Pont-à-Marcq

2 700 hab. (Pontamarcquois) dont 120 à part, 222 ha, chef-lieu de canton du département du Nord dans l’arrondissement de Lille, 14 km au SSE de la préfecture au bord de la Marque. Le bourg a longtemps servi de relais entre Lille et Douai : il est connu pour ses auberges, et a un collège public. La commune abrite aussi un Cresda (Centre d’Education Spécialisée pour Déficients Auditifs, 150 places) et une maison de retraite. Elle a reçu en 1936 une grosse usine de produits chimiques pour la photographie associant Thiriez et Gevaert et devenue Agfa-Gevaert (340 sal.) ; négoce de textiles Madeco (70 sal.), installations thermiques Nordflam (30 sal.), Intermarché (35 sal.), transports Capelle (30 sal.). La commune a eu entre 800 et 950 hab. de 1846 à 1939, puis s’est mise a croître après la dernière guerre ; elle a encore gagné 500 hab. de 1999 à 2010.

Le canton a 38 900 hab., 15 communes, 11 686 ha dont 1 157 de bois. La plupart des communes, Frétin, Avelin et Ennevelin au nord, Phalempin, Attiches et Mérignies au centre, Mons-en-Pévèle et Bersée au sud-est, et Wahagnies, Thumeries et Ostricourt au sud-ouest, ont plus de 2 000 habitants. Restent, dans les interstices, des communes de petit finage.

La Neuville (700 Neuvillois, 395 ha dont 168 de bois), 7 km au SO du chef-lieu, a une population en augmentation (360 ha. en 1954) et a encore gagné 50 hab. de 1999 à 2007. Elle se distingue par le château de l'Hermitage (18e s.), à l'orée de la forêt domaniale de Phalempin qui s'étend dans le nord du finage, et au sud par un lac de 20 à 25 ha issu d'un bassin de décantation industrielle de l'ancienne sucrerie de Thumeries, dans les bois près des sources de la Marque.

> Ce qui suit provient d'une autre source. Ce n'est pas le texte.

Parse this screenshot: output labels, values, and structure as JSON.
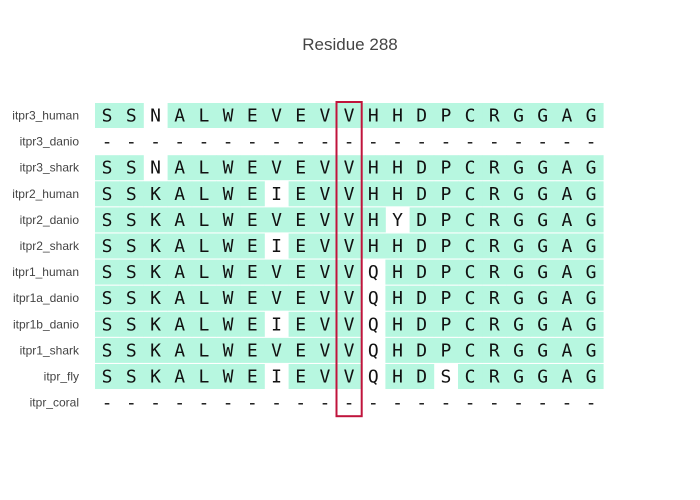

Autour de ce lac a été défini le site naturel ornithologique des Cinq Tailles, étendu sur 120 ha avec Thumeries.

Sa voisine Tourmignies (700 Tourmignisiens, 203 ha) est à 3 km au SO du chef-lieu au bord de la Marque et a une église classée, en partie du 12e s.; elle abrite le jardin d'attraction du parc d'Assignies sur 18 ha; sa population croissait aussi (510 hab. en 1954), mais elle a perdu 60 hab. de 1999 à 2010. Moncheaux (1 500 Monchelois, 497 ha) est tout au sud du canton et son habitat dessine une rue orientée vers l'ancien pays minier. Elle avait déjà 1 000 hab. en 1846 et n'a que très lentement progressé, gagnant toutefois 140 habitants entre 1999 et 2010.